Выбрать главу

У него были тысячи книг, он читал без перерыва, отмечая и подчеркивая то, что казалось ему важным.

Примерно в то время, когда Ингрид умирала, он читал «Книгу про Э» Уллы Исакссон. В книге рассказывается о том, каково это, когда твоего супруга медленно уносит слабоумие. Ингрид унес рак. Он попросил меня прочесть эту книгу. Сам он читал ее, сжимая пальцами черную ручку. Делал пометки на полях. Подчеркивал отдельные фразы. Читать книгу, которую он когда-то читал, книгу с его пометками – все равно что разговаривать с ним, не боясь сказать глупость.

Через несколько недель после похорон Ингрид мы всю ночь просидели на диване в гостиной, глядя на сгорбленные сосны, каменистый пляж и воду. Мы сидели рядом и смотрели на яростно-красное рассветное солнце, медленно поднимающееся из Балтийского моря.

«В этом бесприютном месте, на морском берегу, смотрит она на дороги».

Он велел мне возвращаться в Осло, не хотел, чтобы я оставалась там. Он крепко вцепился мне в руку, и за ночь костяшки пальцев у нас побледнели до синевы.

– Мне семьдесят четыре года, – сказал он, – и вот Господу вздумалось выгнать меня из детской.

В «Книге про Э» Улла Исакссон цитирует шведскую поэтессу Элин Вагнер: «В аду тоже пришлось расставить мебель». Напротив этой фразы папа поставил на полях восклицательный знак.

Когда мне было семь, мама сказала, что восклицательные знаки ставить вообще не следует. Я тогда написала рассказ о трех котятах. Рассказ назывался «Три маленьких котенка!».

С возрастом его почерк делается все более и более неразборчивым. Рука дрожит, один глаз не видит, буквы наскакивают друг на друга.

Об этом же говорит и папин восклицательный знак на полях. Вертикальная черточка и точка. Зажженная свечка. Сломанная ветка. Материк и остров.

ОН Иногда я иду в гостиную и говорю: «Надо нам что-то сделать с этой картиной на стене»… а потом поворачиваюсь к тому, кто стоит в комнате… Он мне незнаком. Я говорю: «Эту картину повесили тут до меня», и тогда незнакомец отвечает: «До тебя здесь ничего не было, ты сам повесил эту картину, ты спроектировал и построил все комнаты, все это твое…» И его слова – «все это твое» – постоянно возвращаются… Мне снилось, будто я иду к Королевскому дворцу, и на пути у меня появляется вдруг какой-то мужчина, совершенно незнакомый. Он спрашивает: «Откуда ты?» И тогда я отвечаю: «Я из Хаммарса, что на Форё», а незнакомец говорит: «Да, пора нам узнать, кто там живет» – а я, все же сомневаясь, отвечаю, что да, наверное, это я там живу.

V // Твой ночной брат

Единственное, что мы точно знаем о Генри Портере, – это что его звали не Генри Портер.

Боб Дилан, Сэм Шепард

Когда пишешь о реальных людях: родителях, детях, возлюбленных, друзьях, врагах, дядях, братьях или случайных прохожих, необходимо превратить их в вымышленных.

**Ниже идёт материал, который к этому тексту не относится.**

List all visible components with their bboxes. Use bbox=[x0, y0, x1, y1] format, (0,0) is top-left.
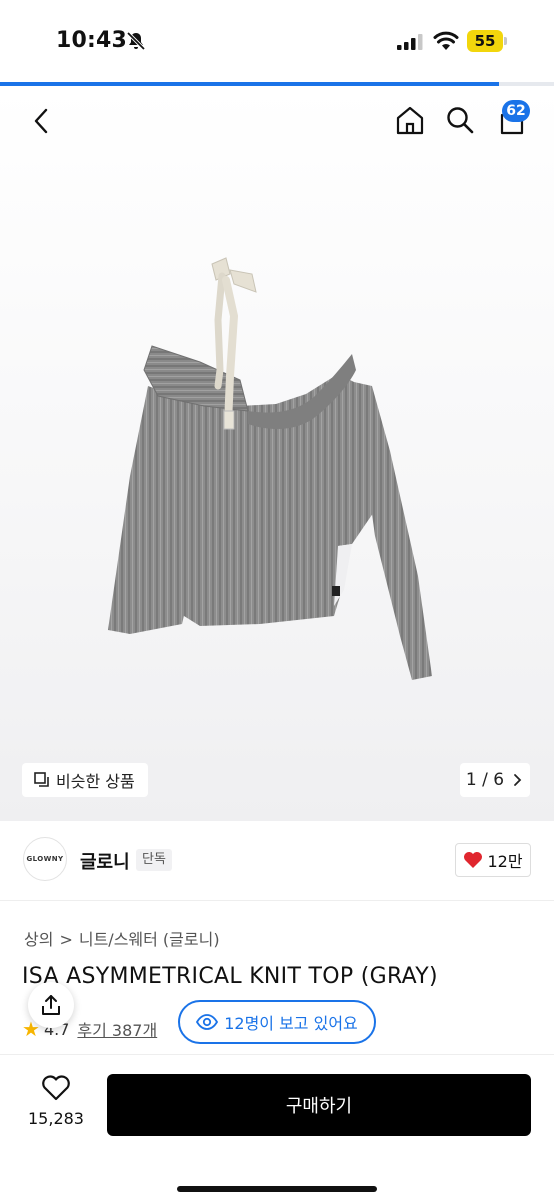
similar-products-label: 비슷한 상품 bbox=[56, 772, 135, 791]
viewers-badge: 12명이 보고 있어요 bbox=[178, 1000, 376, 1044]
eye-icon bbox=[196, 1014, 219, 1030]
cellular-signal-icon bbox=[397, 34, 423, 50]
search-icon bbox=[447, 107, 474, 134]
cart-count-badge: 62 bbox=[502, 100, 530, 122]
wifi-icon bbox=[433, 31, 459, 50]
viewers-text: 12명이 보고 있어요 bbox=[224, 1014, 358, 1033]
image-counter-text: 1 / 6 bbox=[465, 770, 505, 790]
status-time: 10:43 bbox=[56, 28, 128, 53]
product-gallery[interactable]: 62 비슷한 상품 1 / 6 bbox=[0, 86, 554, 821]
product-title: ISA ASYMMETRICAL KNIT TOP (GRAY) bbox=[22, 964, 438, 989]
similar-products-button[interactable]: 비슷한 상품 bbox=[22, 763, 148, 797]
wishlist-count: 15,283 bbox=[28, 1109, 84, 1128]
breadcrumb-item[interactable]: 상의 bbox=[24, 930, 53, 949]
share-button[interactable] bbox=[28, 982, 74, 1028]
battery-indicator: 55 bbox=[467, 30, 507, 52]
heart-outline-icon bbox=[42, 1075, 70, 1101]
wishlist-button[interactable]: 15,283 bbox=[22, 1075, 90, 1139]
image-page-counter[interactable]: 1 / 6 bbox=[460, 763, 530, 797]
bottom-purchase-bar: 15,283 구매하기 bbox=[0, 1054, 554, 1200]
search-button[interactable] bbox=[442, 102, 478, 138]
home-button[interactable] bbox=[392, 102, 428, 138]
battery-tip bbox=[504, 37, 507, 45]
brand-row[interactable]: GLOWNY 글로니 단독 12만 bbox=[0, 821, 554, 901]
back-button[interactable] bbox=[24, 104, 58, 138]
exclusive-badge: 단독 bbox=[136, 849, 172, 871]
category-breadcrumb: 상의 > 니트/스웨터 (글로니) bbox=[24, 926, 220, 950]
battery-level: 55 bbox=[467, 30, 503, 52]
buy-button[interactable]: 구매하기 bbox=[107, 1074, 531, 1136]
brand-name[interactable]: 글로니 bbox=[80, 848, 130, 874]
chevron-left-icon bbox=[34, 108, 48, 134]
breadcrumb-separator: > bbox=[59, 930, 73, 949]
brand-like-button[interactable]: 12만 bbox=[455, 843, 531, 877]
buy-button-label: 구매하기 bbox=[285, 1096, 353, 1117]
home-indicator bbox=[177, 1186, 377, 1192]
review-count-link[interactable]: 후기 387개 bbox=[77, 1017, 157, 1041]
brand-logo-text: GLOWNY bbox=[26, 855, 64, 863]
product-image bbox=[108, 257, 432, 680]
chevron-right-icon bbox=[514, 774, 522, 786]
home-icon bbox=[396, 106, 424, 135]
heart-icon bbox=[464, 852, 483, 868]
share-icon bbox=[42, 995, 60, 1015]
bell-off-icon bbox=[126, 31, 146, 51]
status-bar: 10:43 55 bbox=[0, 0, 554, 84]
brand-like-count: 12만 bbox=[487, 852, 523, 871]
similar-items-icon bbox=[34, 772, 49, 787]
breadcrumb-item[interactable]: 니트/스웨터 (글로니) bbox=[79, 930, 220, 949]
brand-logo[interactable]: GLOWNY bbox=[23, 837, 67, 881]
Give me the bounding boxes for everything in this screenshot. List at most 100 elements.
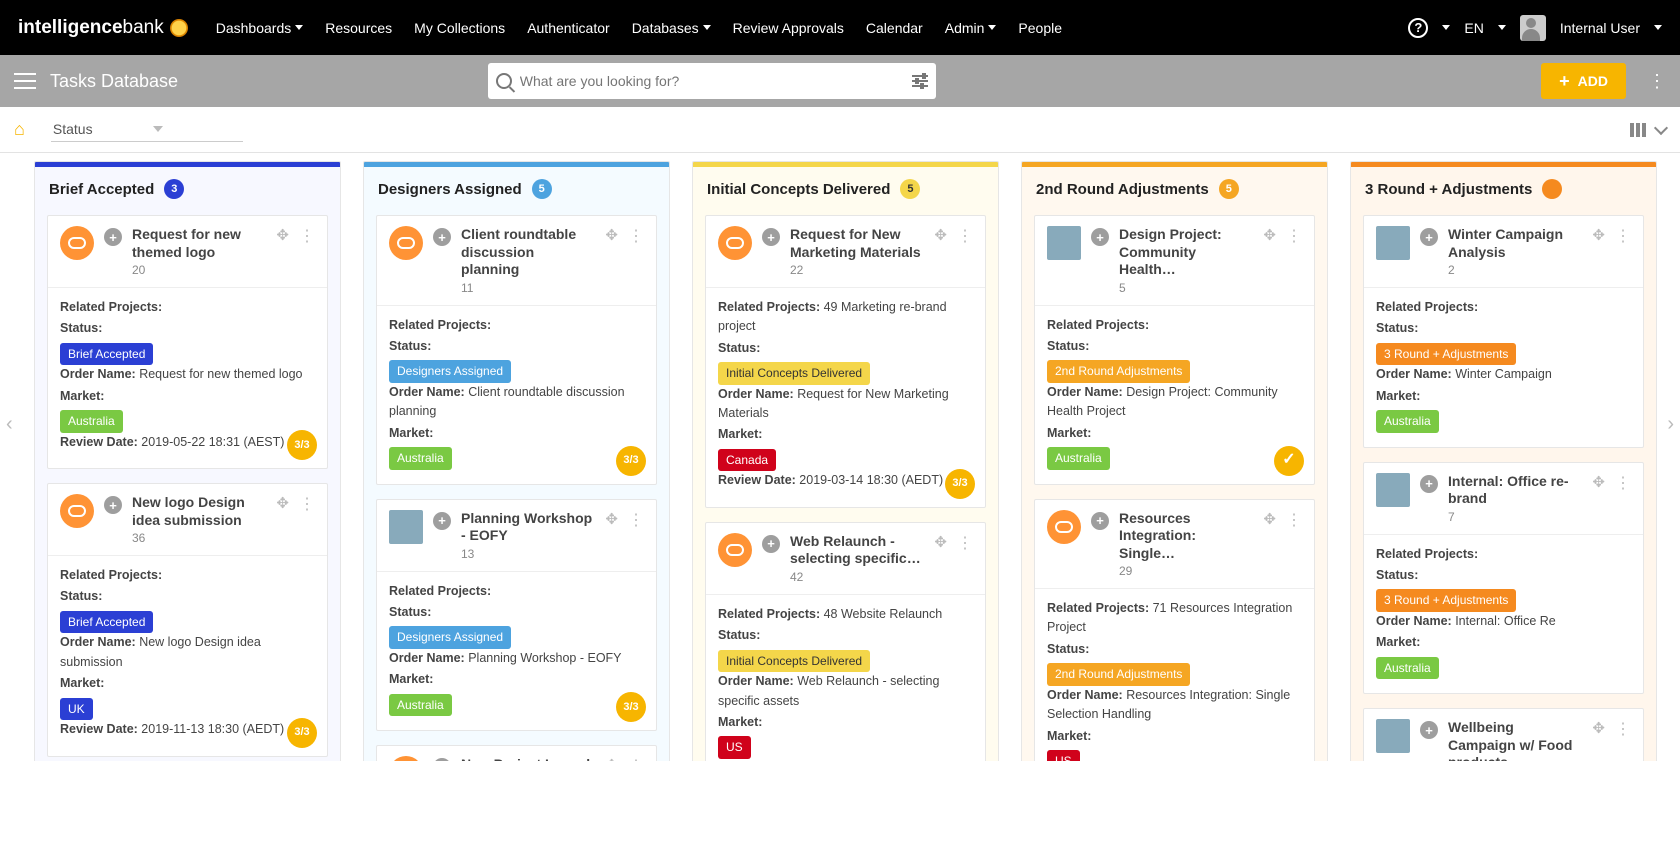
nav-link[interactable]: Review Approvals: [733, 20, 844, 36]
card-thumbnail: [389, 510, 423, 544]
nav-link[interactable]: Resources: [325, 20, 392, 36]
add-circle-icon[interactable]: +: [433, 758, 451, 761]
task-card[interactable]: + Wellbeing Campaign w/ Food products 8 …: [1363, 708, 1644, 761]
nav-link[interactable]: My Collections: [414, 20, 505, 36]
task-card[interactable]: + Winter Campaign Analysis 2 ✥ ⋮ Related…: [1363, 215, 1644, 448]
more-icon[interactable]: ⋮: [957, 533, 973, 584]
column-view-icon[interactable]: [1630, 123, 1646, 137]
kanban-column: 2nd Round Adjustments 5 + Design Project…: [1021, 161, 1328, 761]
task-card[interactable]: + Planning Workshop - EOFY 13 ✥ ⋮ Relate…: [376, 499, 657, 732]
move-icon[interactable]: ✥: [605, 226, 618, 295]
move-icon[interactable]: ✥: [605, 756, 618, 761]
add-circle-icon[interactable]: +: [1091, 228, 1109, 246]
card-thumbnail: [1047, 510, 1081, 544]
nav-link[interactable]: People: [1018, 20, 1062, 36]
task-card[interactable]: + New Project Launch ✥ ⋮: [376, 745, 657, 761]
status-pill: Designers Assigned: [389, 626, 511, 649]
nav-link[interactable]: Databases: [632, 20, 711, 36]
user-avatar-icon[interactable]: [1520, 15, 1546, 41]
task-card[interactable]: + New logo Design idea submission 36 ✥ ⋮…: [47, 483, 328, 756]
help-icon[interactable]: ?: [1408, 18, 1428, 38]
search-input[interactable]: [512, 73, 912, 89]
brand-logo[interactable]: intelligencebank: [18, 17, 188, 39]
card-id: 7: [1448, 510, 1582, 524]
more-icon[interactable]: ⋮: [1615, 473, 1631, 524]
kanban-board: Brief Accepted 3 + Request for new theme…: [0, 153, 1680, 761]
add-circle-icon[interactable]: +: [1091, 512, 1109, 530]
search-box: [488, 63, 936, 99]
more-icon[interactable]: ⋮: [628, 226, 644, 295]
move-icon[interactable]: ✥: [1263, 226, 1276, 295]
add-circle-icon[interactable]: +: [433, 512, 451, 530]
card-id: 5: [1119, 281, 1253, 295]
more-icon[interactable]: ⋮: [1286, 510, 1302, 579]
move-icon[interactable]: ✥: [276, 226, 289, 277]
card-thumbnail: [389, 756, 423, 761]
more-icon[interactable]: ⋮: [1648, 71, 1666, 92]
card-thumbnail: [1047, 226, 1081, 260]
user-name[interactable]: Internal User: [1560, 20, 1640, 36]
move-icon[interactable]: ✥: [934, 226, 947, 277]
task-card[interactable]: + Request for New Marketing Materials 22…: [705, 215, 986, 508]
more-icon[interactable]: ⋮: [628, 756, 644, 761]
add-circle-icon[interactable]: +: [433, 228, 451, 246]
move-icon[interactable]: ✥: [276, 494, 289, 545]
chevron-down-icon[interactable]: [1442, 25, 1450, 30]
nav-link[interactable]: Calendar: [866, 20, 923, 36]
add-circle-icon[interactable]: +: [1420, 228, 1438, 246]
move-icon[interactable]: ✥: [1592, 226, 1605, 277]
more-icon[interactable]: ⋮: [299, 226, 315, 277]
card-thumbnail: [1376, 226, 1410, 260]
nav-link[interactable]: Admin: [945, 20, 997, 36]
task-card[interactable]: + Internal: Office re-brand 7 ✥ ⋮ Relate…: [1363, 462, 1644, 695]
market-pill: Australia: [60, 410, 123, 433]
chevron-down-icon[interactable]: [1654, 25, 1662, 30]
chevron-down-icon[interactable]: [1654, 120, 1668, 134]
menu-icon[interactable]: [14, 73, 36, 89]
status-pill: 3 Round + Adjustments: [1376, 589, 1516, 612]
task-card[interactable]: + Client roundtable discussion planning …: [376, 215, 657, 485]
chevron-down-icon[interactable]: [1498, 25, 1506, 30]
scroll-left-icon[interactable]: ‹: [6, 413, 13, 436]
card-thumbnail: [60, 226, 94, 260]
nav-link[interactable]: Authenticator: [527, 20, 610, 36]
more-icon[interactable]: ⋮: [1615, 719, 1631, 761]
filter-sliders-icon[interactable]: [912, 75, 928, 87]
card-id: 22: [790, 263, 924, 277]
move-icon[interactable]: ✥: [1592, 473, 1605, 524]
board-wrap: ‹ › Brief Accepted 3 + Request for new t…: [0, 153, 1680, 761]
more-icon[interactable]: ⋮: [1286, 226, 1302, 295]
market-pill: UK: [60, 698, 93, 721]
move-icon[interactable]: ✥: [1263, 510, 1276, 579]
cloud-icon: [68, 237, 86, 249]
more-icon[interactable]: ⋮: [957, 226, 973, 277]
move-icon[interactable]: ✥: [934, 533, 947, 584]
card-thumbnail: [1376, 719, 1410, 753]
more-icon[interactable]: ⋮: [1615, 226, 1631, 277]
more-icon[interactable]: ⋮: [628, 510, 644, 561]
task-card[interactable]: + Web Relaunch - selecting specific… 42 …: [705, 522, 986, 761]
count-badge: 3: [164, 179, 184, 199]
scroll-right-icon[interactable]: ›: [1667, 413, 1674, 436]
task-card[interactable]: + Request for new themed logo 20 ✥ ⋮ Rel…: [47, 215, 328, 469]
add-circle-icon[interactable]: +: [1420, 721, 1438, 739]
add-circle-icon[interactable]: +: [1420, 475, 1438, 493]
task-card[interactable]: + Resources Integration: Single… 29 ✥ ⋮ …: [1034, 499, 1315, 761]
task-card[interactable]: + Design Project: Community Health… 5 ✥ …: [1034, 215, 1315, 485]
add-circle-icon[interactable]: +: [104, 496, 122, 514]
more-icon[interactable]: ⋮: [299, 494, 315, 545]
add-circle-icon[interactable]: +: [762, 535, 780, 553]
card-title: Planning Workshop - EOFY: [461, 510, 595, 545]
column-title: Designers Assigned: [378, 181, 522, 198]
nav-link[interactable]: Dashboards: [216, 20, 304, 36]
chevron-down-icon: [703, 25, 711, 30]
move-icon[interactable]: ✥: [1592, 719, 1605, 761]
add-circle-icon[interactable]: +: [104, 228, 122, 246]
lang-switch[interactable]: EN: [1464, 20, 1483, 36]
add-circle-icon[interactable]: +: [762, 228, 780, 246]
move-icon[interactable]: ✥: [605, 510, 618, 561]
home-icon[interactable]: ⌂: [14, 119, 25, 140]
add-button[interactable]: +ADD: [1541, 63, 1626, 99]
status-select[interactable]: Status: [51, 117, 243, 142]
card-title: Resources Integration: Single…: [1119, 510, 1253, 563]
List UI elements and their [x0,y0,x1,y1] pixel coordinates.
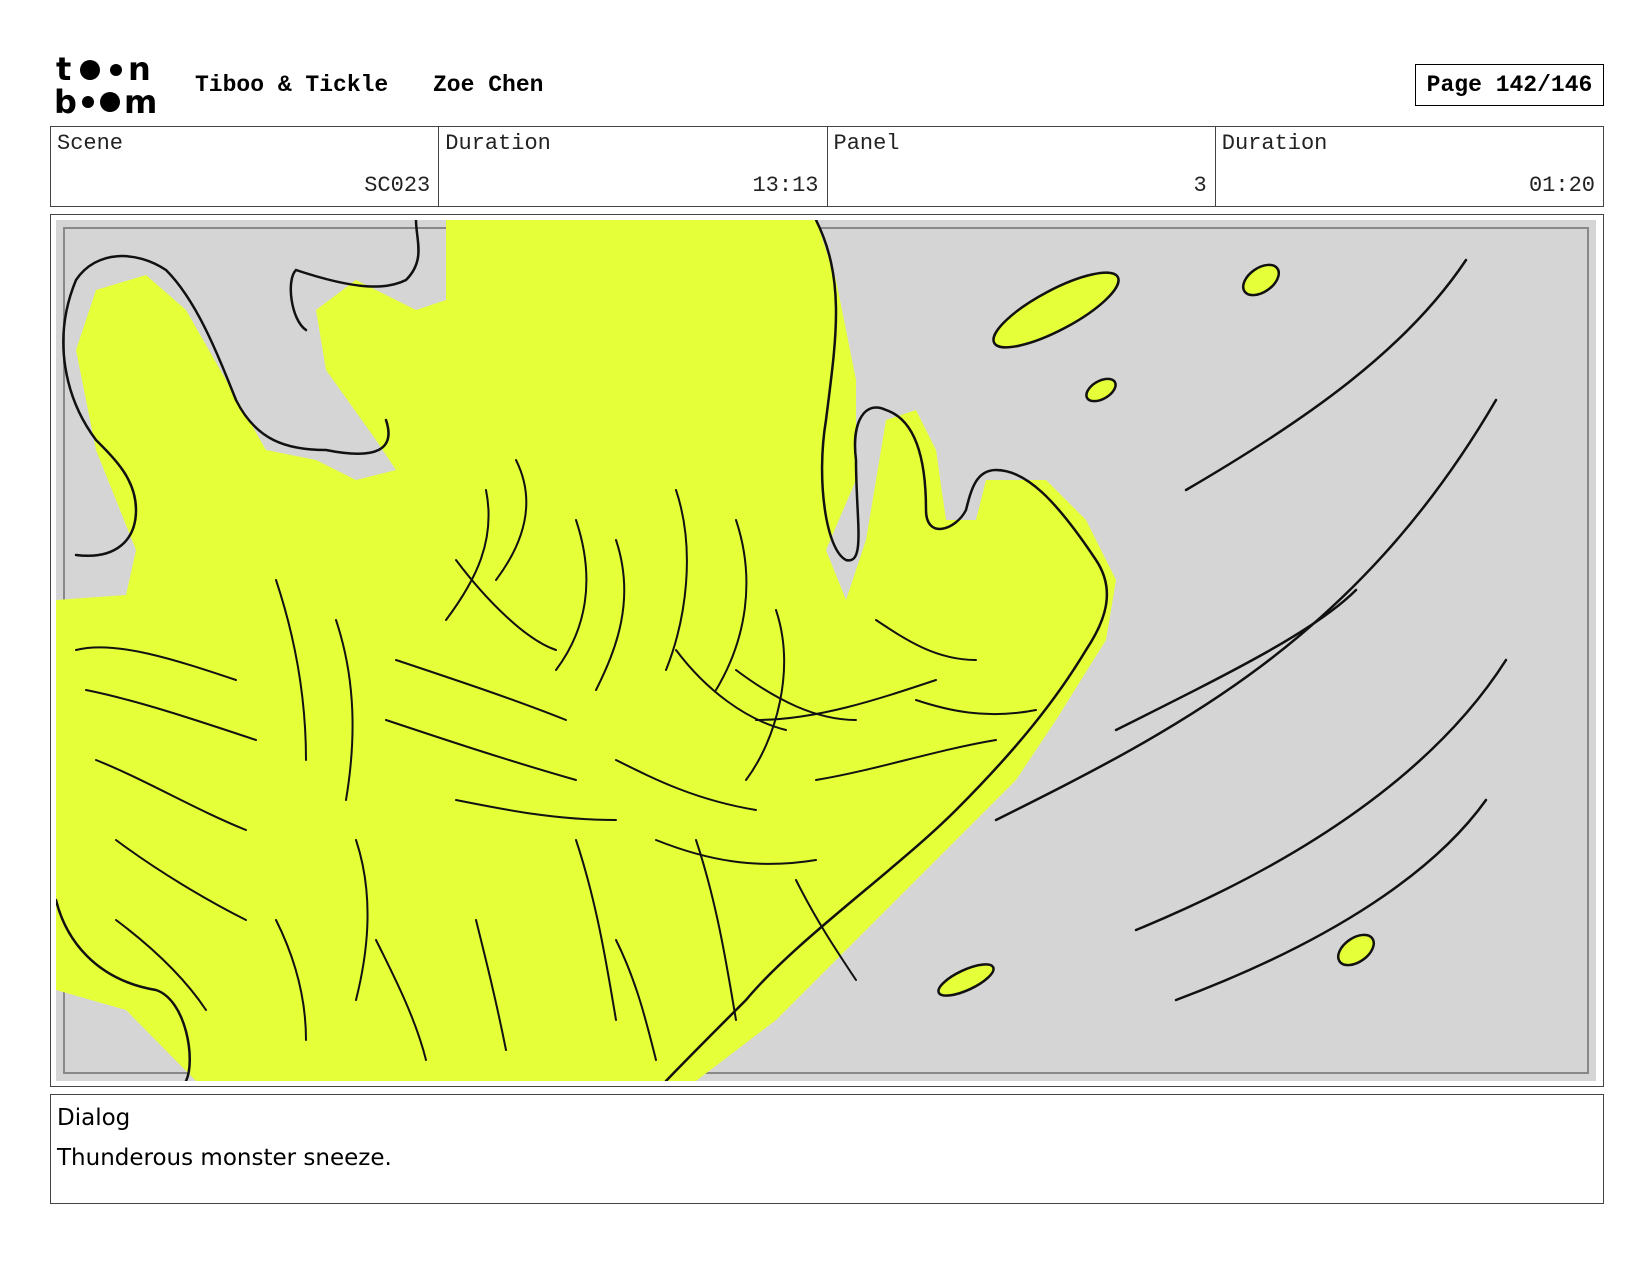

По-моему, это единственный способ вдохнуть в них жизнь. Помнить – значит оглядываться вокруг, снова и снова, и каждый раз удивляться.

«Автобиографическая работа начинается с чувства полного одиночества», – пишет Джон Бёрджер.

Мне хочется посмотреть, что произошло бы, помести я нас в книгу, так словно за пределами вымысла нас не существовало. Для меня это было бы так: я ничего не помнила, но потом наткнулась на фотографию Джорджии О’Кифф, напомнившую мне об отце. Я начала вспоминать. Я написала: «Я помню» – и меня охватил стыд, потому что я поняла, как много забыла. У меня сохранилось несколько писем, несколько фотографий, разрозненные записки, которые я хранила, сама не зная, почему храню именно эти, а не какие-то другие. У меня сохранились записи шести интервью с отцом, но когда мы делали эти записи, он уже был настолько старым, что почти забыл как свою собственную, так и нашу общую историю. Я помню, что произошло. Мне кажется, я помню, что произошло, но что-то из этого я наверняка выдумала, я вспоминаю истории, рассказанные снова и снова, и истории, рассказанные лишь один раз. Порой я слушала их, а порой я слушала лишь вполуха, я складываю все это рядом, взгромождаю друг на дружку, истории опираются друг о друга, и я пытаюсь нащупать направление.